L’administration de masse des médicaments antipaludiques constitue ainsi une intervention de proximité destinée à atteindre directement les populations concernées et à renforcer les mesures de prévention contre la maladie.

La campagne ne vise pas uniquement à réduire le poids du paludisme. Elle doit également contribuer à améliorer l’orientation des personnes présentant des symptômes pouvant nécessiter une évaluation médicale dans le contexte de l’épidémie de maladie à virus Ebola.

La fièvre constituant notamment un symptôme commun à plusieurs pathologies, la réduction du nombre de cas de paludisme peut faciliter l’identification et l’orientation des patients nécessitant une prise en charge spécifique.

Dans cette province où la surveillance de la maladie à virus Ebola demeure une priorité, les acteurs sanitaires insistent donc sur la nécessité de maintenir les interventions contre les autres maladies qui continuent d’affecter les communautés.

Lors du lancement officiel, le gouverneur militaire de l’Ituri, le général-major Kasongo Mulumba Gaby, a appelé les habitants des zones ciblées à accueillir les équipes sanitaires et à participer à l’opération.

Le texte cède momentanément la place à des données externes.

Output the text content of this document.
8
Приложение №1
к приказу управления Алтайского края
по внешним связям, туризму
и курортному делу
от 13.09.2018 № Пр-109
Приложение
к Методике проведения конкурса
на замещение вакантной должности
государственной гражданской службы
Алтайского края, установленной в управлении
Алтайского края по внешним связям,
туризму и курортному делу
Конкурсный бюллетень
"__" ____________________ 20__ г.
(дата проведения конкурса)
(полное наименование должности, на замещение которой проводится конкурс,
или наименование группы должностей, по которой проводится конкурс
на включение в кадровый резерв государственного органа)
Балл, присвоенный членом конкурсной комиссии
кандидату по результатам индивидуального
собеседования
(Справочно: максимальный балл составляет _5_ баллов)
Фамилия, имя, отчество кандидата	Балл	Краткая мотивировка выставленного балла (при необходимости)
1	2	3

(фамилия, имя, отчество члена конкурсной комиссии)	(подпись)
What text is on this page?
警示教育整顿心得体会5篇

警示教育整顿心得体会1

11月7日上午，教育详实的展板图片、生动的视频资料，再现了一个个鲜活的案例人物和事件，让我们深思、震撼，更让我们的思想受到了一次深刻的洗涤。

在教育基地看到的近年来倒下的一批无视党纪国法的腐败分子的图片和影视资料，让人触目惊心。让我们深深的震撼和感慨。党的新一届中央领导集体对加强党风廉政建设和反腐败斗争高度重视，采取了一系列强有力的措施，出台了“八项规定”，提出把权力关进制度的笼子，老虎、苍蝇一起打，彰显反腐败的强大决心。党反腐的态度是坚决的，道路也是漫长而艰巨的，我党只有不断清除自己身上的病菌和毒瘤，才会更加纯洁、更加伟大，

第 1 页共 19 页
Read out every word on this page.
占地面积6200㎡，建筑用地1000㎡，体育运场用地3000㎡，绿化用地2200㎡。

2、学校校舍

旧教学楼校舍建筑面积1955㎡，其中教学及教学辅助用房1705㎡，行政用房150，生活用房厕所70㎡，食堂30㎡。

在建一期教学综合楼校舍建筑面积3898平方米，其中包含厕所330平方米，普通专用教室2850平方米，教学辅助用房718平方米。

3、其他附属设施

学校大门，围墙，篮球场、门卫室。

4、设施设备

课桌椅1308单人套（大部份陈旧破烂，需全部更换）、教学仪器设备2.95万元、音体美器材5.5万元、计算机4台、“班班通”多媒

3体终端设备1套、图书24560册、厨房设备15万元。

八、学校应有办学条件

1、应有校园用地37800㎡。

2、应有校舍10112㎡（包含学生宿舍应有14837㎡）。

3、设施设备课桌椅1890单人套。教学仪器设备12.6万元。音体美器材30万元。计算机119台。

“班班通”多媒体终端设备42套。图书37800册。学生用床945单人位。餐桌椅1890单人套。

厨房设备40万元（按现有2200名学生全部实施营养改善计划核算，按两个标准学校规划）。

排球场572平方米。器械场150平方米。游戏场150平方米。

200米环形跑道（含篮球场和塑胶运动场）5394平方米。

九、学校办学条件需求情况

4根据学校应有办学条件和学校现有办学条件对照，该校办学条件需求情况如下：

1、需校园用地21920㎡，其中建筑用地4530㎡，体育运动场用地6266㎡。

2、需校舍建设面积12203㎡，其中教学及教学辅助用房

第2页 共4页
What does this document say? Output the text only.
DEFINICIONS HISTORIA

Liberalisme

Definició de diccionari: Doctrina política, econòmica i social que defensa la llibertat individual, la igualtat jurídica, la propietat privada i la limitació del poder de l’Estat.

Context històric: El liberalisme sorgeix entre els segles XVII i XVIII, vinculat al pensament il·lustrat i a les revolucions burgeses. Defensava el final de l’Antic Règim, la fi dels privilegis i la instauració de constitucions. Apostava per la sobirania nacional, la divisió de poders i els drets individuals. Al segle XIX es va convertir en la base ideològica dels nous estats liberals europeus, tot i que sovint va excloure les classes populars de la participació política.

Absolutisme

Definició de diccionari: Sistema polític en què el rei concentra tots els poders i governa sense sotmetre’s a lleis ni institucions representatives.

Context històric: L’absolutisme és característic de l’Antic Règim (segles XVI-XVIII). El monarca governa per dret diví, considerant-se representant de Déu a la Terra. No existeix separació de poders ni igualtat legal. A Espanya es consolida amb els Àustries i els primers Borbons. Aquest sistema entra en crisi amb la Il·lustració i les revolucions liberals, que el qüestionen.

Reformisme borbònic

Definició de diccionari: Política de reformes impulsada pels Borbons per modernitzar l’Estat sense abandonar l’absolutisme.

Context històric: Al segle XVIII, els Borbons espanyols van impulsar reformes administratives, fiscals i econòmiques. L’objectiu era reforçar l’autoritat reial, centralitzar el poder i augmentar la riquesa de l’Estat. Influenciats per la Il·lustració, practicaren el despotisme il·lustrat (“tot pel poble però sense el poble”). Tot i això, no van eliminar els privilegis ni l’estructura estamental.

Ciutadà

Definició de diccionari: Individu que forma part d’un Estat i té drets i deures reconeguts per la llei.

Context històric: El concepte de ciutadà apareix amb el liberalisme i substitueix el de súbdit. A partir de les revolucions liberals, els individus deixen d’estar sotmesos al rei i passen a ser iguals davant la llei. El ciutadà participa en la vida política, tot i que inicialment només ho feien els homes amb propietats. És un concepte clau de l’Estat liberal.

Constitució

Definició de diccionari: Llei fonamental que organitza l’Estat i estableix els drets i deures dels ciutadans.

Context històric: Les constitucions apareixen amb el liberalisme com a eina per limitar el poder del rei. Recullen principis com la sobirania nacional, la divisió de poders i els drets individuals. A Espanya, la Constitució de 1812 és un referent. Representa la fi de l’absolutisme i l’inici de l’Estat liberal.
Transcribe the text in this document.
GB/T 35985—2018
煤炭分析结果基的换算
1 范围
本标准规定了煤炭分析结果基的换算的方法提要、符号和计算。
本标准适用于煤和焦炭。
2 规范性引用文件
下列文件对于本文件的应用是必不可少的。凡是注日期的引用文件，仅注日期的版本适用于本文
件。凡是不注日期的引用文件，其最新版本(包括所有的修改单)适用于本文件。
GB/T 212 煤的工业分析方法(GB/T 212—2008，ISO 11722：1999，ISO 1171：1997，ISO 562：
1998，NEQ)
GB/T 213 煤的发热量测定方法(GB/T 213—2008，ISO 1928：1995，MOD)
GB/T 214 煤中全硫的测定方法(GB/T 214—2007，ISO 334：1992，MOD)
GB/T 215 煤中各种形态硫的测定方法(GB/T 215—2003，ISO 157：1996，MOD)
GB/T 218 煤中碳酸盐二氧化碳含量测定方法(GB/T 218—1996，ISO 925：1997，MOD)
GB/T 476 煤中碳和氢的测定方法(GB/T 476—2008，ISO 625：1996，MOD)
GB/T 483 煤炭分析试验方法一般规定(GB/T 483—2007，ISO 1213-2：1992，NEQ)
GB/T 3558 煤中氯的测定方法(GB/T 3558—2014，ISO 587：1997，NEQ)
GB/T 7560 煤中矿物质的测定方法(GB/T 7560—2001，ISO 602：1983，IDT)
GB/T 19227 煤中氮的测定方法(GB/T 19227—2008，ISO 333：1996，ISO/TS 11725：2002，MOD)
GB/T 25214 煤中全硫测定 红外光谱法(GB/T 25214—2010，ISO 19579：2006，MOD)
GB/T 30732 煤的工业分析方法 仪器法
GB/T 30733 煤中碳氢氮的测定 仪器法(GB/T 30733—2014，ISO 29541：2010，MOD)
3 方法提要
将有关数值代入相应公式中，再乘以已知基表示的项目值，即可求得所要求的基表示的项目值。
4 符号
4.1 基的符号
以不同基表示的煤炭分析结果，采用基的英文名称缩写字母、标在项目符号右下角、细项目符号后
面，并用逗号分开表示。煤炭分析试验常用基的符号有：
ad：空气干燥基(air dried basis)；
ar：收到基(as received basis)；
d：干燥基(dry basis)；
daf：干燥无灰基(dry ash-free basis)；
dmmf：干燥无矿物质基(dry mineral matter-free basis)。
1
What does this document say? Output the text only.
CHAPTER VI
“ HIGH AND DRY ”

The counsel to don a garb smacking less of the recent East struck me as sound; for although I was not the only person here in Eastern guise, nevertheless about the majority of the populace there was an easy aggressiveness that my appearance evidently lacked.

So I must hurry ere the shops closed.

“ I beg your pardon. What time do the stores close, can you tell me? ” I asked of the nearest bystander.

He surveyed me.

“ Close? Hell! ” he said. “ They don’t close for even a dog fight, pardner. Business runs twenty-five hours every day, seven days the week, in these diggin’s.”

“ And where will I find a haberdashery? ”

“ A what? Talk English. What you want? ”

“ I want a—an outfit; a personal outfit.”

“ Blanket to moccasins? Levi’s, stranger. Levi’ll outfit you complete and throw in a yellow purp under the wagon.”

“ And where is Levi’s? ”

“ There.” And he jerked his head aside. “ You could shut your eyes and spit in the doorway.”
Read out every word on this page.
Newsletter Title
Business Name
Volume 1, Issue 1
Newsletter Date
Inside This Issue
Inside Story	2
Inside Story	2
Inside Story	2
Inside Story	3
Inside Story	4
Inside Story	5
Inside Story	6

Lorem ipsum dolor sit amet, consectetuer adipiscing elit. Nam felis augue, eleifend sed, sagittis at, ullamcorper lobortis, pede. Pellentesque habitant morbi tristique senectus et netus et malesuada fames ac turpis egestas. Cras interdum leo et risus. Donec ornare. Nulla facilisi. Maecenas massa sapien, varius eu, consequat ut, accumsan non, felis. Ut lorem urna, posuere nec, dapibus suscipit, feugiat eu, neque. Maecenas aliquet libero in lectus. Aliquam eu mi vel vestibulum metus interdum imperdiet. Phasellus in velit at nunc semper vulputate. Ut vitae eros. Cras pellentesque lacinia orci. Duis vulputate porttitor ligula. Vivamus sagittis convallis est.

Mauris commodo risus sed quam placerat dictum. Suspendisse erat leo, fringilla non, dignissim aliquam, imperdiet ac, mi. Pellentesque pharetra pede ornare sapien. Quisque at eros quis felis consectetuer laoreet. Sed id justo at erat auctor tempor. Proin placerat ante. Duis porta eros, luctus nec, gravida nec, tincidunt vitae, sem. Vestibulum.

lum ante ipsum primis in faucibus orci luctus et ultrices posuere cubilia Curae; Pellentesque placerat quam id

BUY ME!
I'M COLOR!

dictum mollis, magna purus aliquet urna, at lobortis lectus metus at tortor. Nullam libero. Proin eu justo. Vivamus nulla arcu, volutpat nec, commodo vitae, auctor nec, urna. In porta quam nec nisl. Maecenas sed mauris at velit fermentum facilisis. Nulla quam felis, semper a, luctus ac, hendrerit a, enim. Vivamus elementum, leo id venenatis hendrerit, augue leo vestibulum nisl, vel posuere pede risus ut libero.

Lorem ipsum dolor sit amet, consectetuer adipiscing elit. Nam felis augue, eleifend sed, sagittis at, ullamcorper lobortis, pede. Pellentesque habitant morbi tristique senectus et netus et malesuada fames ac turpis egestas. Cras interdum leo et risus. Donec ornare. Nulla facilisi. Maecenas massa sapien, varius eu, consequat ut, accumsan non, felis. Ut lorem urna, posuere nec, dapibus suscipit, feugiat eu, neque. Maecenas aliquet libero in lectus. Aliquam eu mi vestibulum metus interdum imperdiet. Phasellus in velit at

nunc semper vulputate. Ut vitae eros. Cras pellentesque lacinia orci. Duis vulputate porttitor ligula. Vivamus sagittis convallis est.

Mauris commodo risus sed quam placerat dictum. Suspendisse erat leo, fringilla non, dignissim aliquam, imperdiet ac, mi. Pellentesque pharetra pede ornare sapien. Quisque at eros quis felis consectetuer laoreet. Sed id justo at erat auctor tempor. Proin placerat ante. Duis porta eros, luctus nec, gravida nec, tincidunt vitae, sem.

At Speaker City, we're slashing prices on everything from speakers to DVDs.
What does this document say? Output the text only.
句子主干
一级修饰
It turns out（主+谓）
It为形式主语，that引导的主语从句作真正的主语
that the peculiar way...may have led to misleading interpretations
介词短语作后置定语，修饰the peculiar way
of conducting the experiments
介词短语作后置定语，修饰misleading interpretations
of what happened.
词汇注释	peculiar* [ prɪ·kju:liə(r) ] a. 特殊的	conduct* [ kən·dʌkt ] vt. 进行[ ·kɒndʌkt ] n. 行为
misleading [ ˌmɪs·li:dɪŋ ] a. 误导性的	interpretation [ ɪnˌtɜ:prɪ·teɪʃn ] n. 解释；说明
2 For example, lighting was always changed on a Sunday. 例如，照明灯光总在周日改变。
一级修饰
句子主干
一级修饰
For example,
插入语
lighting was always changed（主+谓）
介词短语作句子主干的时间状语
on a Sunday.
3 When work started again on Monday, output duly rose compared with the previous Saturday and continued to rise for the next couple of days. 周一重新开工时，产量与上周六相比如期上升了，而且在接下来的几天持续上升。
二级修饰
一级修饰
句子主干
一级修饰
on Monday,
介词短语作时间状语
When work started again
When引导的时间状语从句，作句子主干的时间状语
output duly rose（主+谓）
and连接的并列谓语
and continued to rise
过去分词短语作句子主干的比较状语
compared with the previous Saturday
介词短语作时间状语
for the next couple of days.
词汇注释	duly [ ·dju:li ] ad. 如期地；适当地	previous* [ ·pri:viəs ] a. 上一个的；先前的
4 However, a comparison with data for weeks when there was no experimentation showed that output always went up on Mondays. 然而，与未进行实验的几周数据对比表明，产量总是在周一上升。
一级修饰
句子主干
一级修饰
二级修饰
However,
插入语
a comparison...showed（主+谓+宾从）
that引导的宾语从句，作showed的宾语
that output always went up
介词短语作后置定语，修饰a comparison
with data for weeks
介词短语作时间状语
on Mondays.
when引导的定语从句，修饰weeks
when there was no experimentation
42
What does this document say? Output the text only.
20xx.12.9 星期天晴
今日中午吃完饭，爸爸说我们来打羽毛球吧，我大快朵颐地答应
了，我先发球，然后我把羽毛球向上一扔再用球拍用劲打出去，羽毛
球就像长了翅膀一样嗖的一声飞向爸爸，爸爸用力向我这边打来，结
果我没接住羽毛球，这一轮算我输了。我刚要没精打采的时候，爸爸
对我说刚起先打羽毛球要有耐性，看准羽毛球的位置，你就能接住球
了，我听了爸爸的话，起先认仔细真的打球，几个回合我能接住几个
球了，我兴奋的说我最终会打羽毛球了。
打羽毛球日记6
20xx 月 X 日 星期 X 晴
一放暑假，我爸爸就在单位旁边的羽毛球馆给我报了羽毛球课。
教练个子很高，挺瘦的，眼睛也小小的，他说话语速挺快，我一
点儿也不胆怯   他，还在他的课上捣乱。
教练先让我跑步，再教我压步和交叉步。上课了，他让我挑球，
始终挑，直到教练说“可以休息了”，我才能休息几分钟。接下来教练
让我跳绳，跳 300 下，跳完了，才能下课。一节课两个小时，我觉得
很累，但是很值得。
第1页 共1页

« Nous appelons la population à accueillir les agents de santé et à adhérer à cette initiative », a déclaré le gouverneur militaire.

Pendant quatre jours, les équipes mobilisées par SANRU et les services sanitaires vont intervenir dans les quatre zones de santé ciblées.

Pour le Programme national de lutte contre le paludisme (PNLP), cette intervention arrive dans un contexte où le paludisme demeure l’une des principales causes de maladie et de mortalité en République démocratique du Congo.

Avec plus de 373 000 cas et 106 décès enregistrés en seulement six mois, l’Ituri fait face à une importante pression sanitaire. La réussite de cette campagne dépendra largement de l’adhésion des communautés et de la collaboration entre les populations, les agents de santé et les autorités.